As terapias modificadoras da doença (DMTs) são tomadas regularmente para prevenir exacerbações e declínio neurológico geral na EM. Outros tratamentos, incluindo corticosteróides, são usados ​​especificamente para tratar uma exacerbação da EM.

Uma terapia modificadora da doença para ELA, Radicava (edaravona), foi aprovada pela Food and Drug Administration (FDA) em 2017. Acredita-se que este medicamento previne danos neurotóxicos, prevenindo a progressão da doença.
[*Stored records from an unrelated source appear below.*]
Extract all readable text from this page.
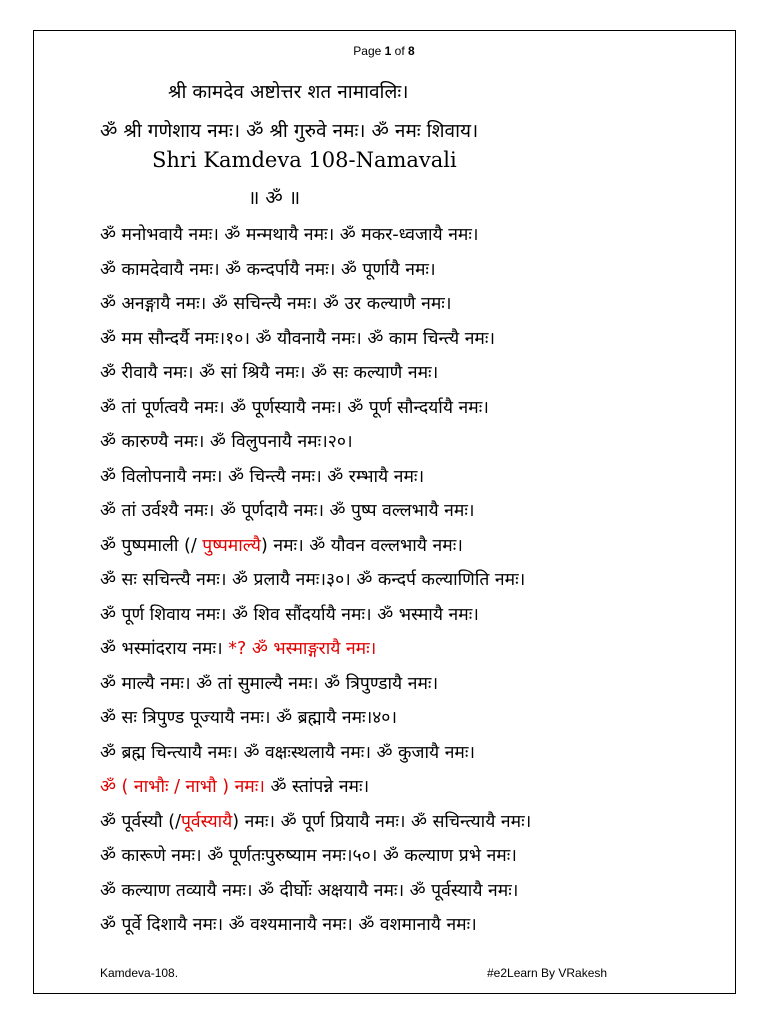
Page 1 of 8
श्री कामदेव अष्टोत्तर शत नामावलिः।
ॐ श्री गणेशाय नमः। ॐ श्री गुरुवे नमः। ॐ नमः शिवाय।
Shri Kamdeva 108-Namavali
॥ ॐ ॥
ॐ मनोभवायै नमः। ॐ मन्मथायै नमः। ॐ मकर-ध्वजायै नमः।
ॐ कामदेवायै नमः। ॐ कन्दर्पायै नमः। ॐ पूर्णायै नमः।
ॐ अनङ्गायै नमः। ॐ सचिन्त्यै नमः। ॐ उर कल्याणै नमः।
ॐ मम सौन्दर्यै नमः।१०। ॐ यौवनायै नमः। ॐ काम चिन्त्यै नमः।
ॐ रीवायै नमः। ॐ सां श्रियै नमः। ॐ सः कल्याणै नमः।
ॐ तां पूर्णत्वयै नमः। ॐ पूर्णस्यायै नमः। ॐ पूर्ण सौन्दर्यायै नमः।
ॐ कारुण्यै नमः। ॐ विलुपनायै नमः।२०।
ॐ विलोपनायै नमः। ॐ चिन्त्यै नमः। ॐ रम्भायै नमः।
ॐ तां उर्वश्यै नमः। ॐ पूर्णदायै नमः। ॐ पुष्प वल्लभायै नमः।
ॐ पुष्पमाली (/ पुष्पमाल्यै) नमः। ॐ यौवन वल्लभायै नमः।
ॐ सः सचिन्त्यै नमः। ॐ प्रलायै नमः।३०। ॐ कन्दर्प कल्याणिति नमः।
ॐ पूर्ण शिवाय नमः। ॐ शिव सौंदर्यायै नमः। ॐ भस्मायै नमः।
ॐ भस्मांदराय नमः। *? ॐ भस्माङ्गरायै नमः।
ॐ माल्यै नमः। ॐ तां सुमाल्यै नमः। ॐ त्रिपुण्डायै नमः।
ॐ सः त्रिपुण्ड पूज्यायै नमः। ॐ ब्रह्मायै नमः।४०।
ॐ ब्रह्म चिन्त्यायै नमः। ॐ वक्षःस्थलायै नमः। ॐ कुजायै नमः।
ॐ ( नाभौः / नाभौ ) नमः। ॐ स्तांपन्ने नमः।
ॐ पूर्वस्यौ (/पूर्वस्यायै) नमः। ॐ पूर्ण प्रियायै नमः। ॐ सचिन्त्यायै नमः।
ॐ कारूणे नमः। ॐ पूर्णतःपुरुष्याम नमः।५०। ॐ कल्याण प्रभे नमः।
ॐ कल्याण तव्यायै नमः। ॐ दीर्घोः अक्षयायै नमः। ॐ पूर्वस्यायै नमः।
ॐ पूर्वे दिशायै नमः। ॐ वश्यमानायै नमः। ॐ वशमानायै नमः।
Kamdeva-108.	#e2Learn By VRakesh
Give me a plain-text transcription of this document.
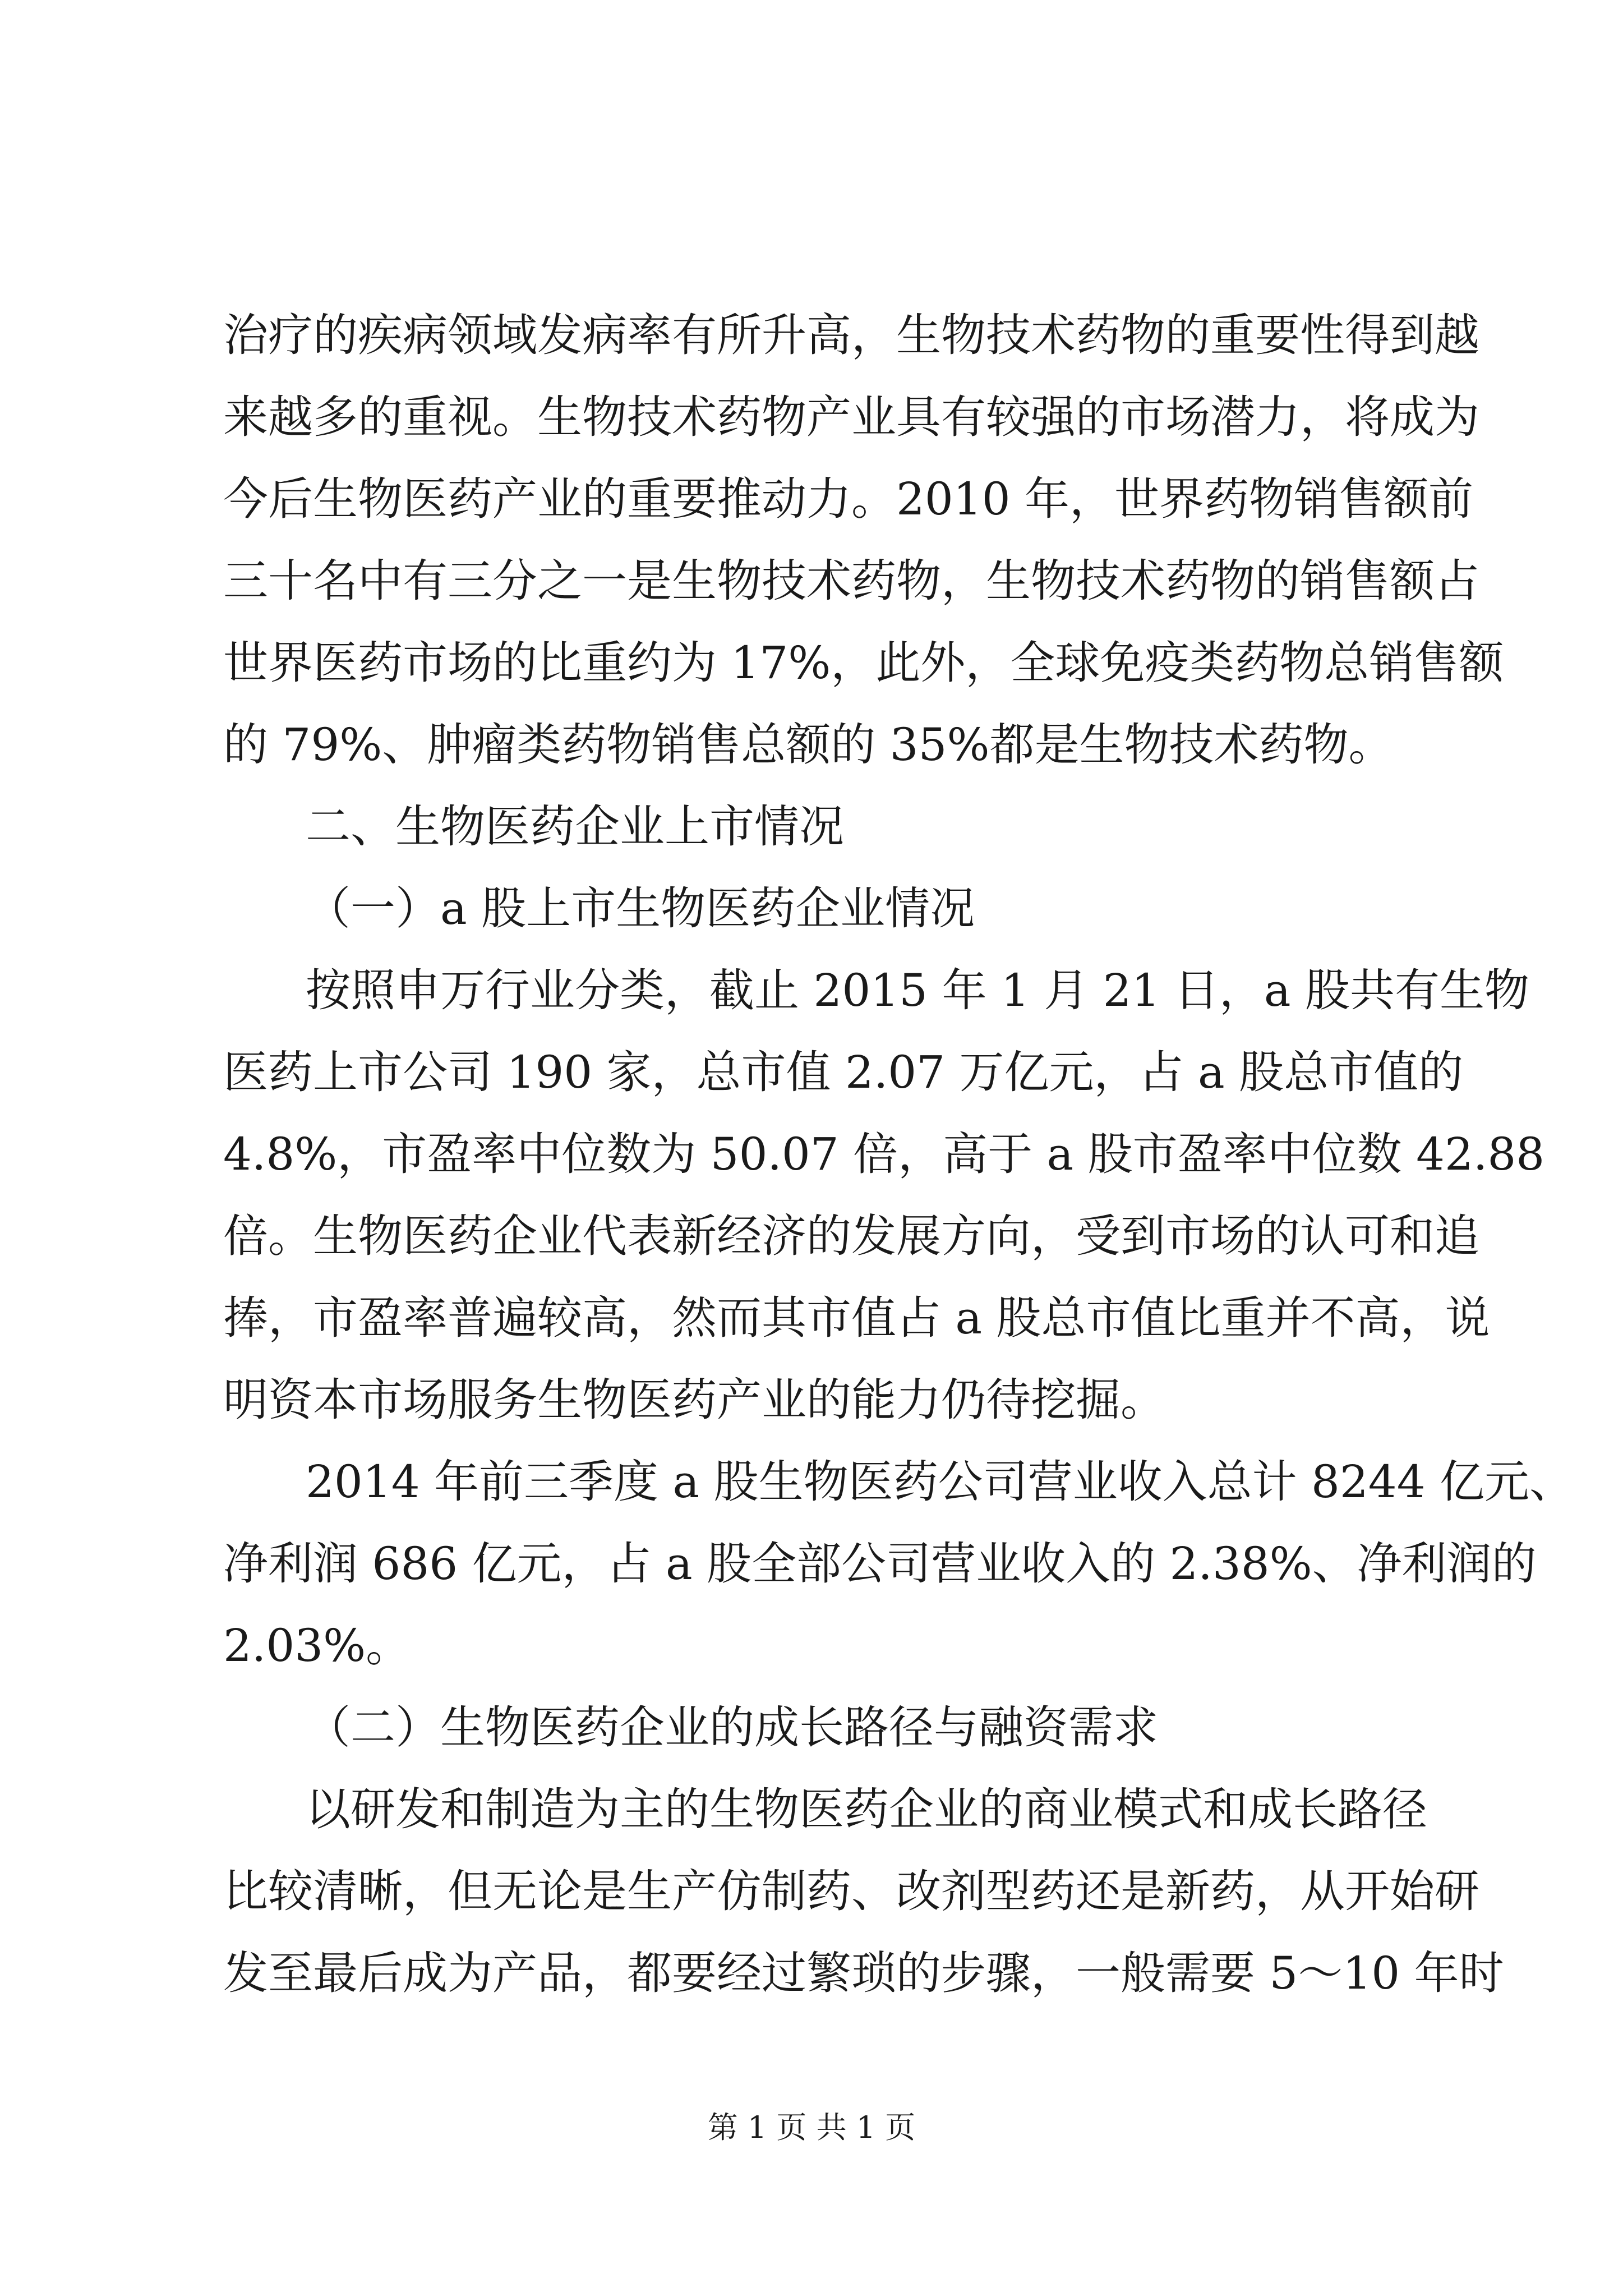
治疗的疾病领域发病率有所升高，生物技术药物的重要性得到越
来越多的重视。生物技术药物产业具有较强的市场潜力，将成为
今后生物医药产业的重要推动力。2010 年，世界药物销售额前
三十名中有三分之一是生物技术药物，生物技术药物的销售额占
世界医药市场的比重约为 17%，此外，全球免疫类药物总销售额
的 79%、肿瘤类药物销售总额的 35%都是生物技术药物。
二、生物医药企业上市情况
（一）a 股上市生物医药企业情况
按照申万行业分类，截止 2015 年 1 月 21 日，a 股共有生物
医药上市公司 190 家，总市值 2.07 万亿元，占 a 股总市值的
4.8%，市盈率中位数为 50.07 倍，高于 a 股市盈率中位数 42.88
倍。生物医药企业代表新经济的发展方向，受到市场的认可和追
捧，市盈率普遍较高，然而其市值占 a 股总市值比重并不高，说
明资本市场服务生物医药产业的能力仍待挖掘。
2014 年前三季度 a 股生物医药公司营业收入总计 8244 亿元、
净利润 686 亿元，占 a 股全部公司营业收入的 2.38%、净利润的
2.03%。
（二）生物医药企业的成长路径与融资需求
以研发和制造为主的生物医药企业的商业模式和成长路径
比较清晰，但无论是生产仿制药、改剂型药还是新药，从开始研
发至最后成为产品，都要经过繁琐的步骤，一般需要 5～10 年时
第 1 页 共 1 页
O impacto nas pessoas com ELA ainda não é conhecido.

Gestão de Doenças

Com ambas as condições, o apoio a complicações médicas e deficiências é uma parte importante dos cuidados médicos.

Por exemplo, você pode se beneficiar da fisioterapia para otimizar a deglutição e o controle motor. Uma cinta de suporte pode ajudá-lo a andar ou usar as mãos e os braços. A prevenção de escaras, infecções respiratórias e desnutrição é importante, e estratégias relacionadas a essas questões podem ser trabalhadas no seu cuidado ao longo do tempo.

Pode ser necessária a adaptação aos problemas da bexiga e do intestino, e os medicamentos usados ​​para prevenir espasmos dolorosos podem ser úteis.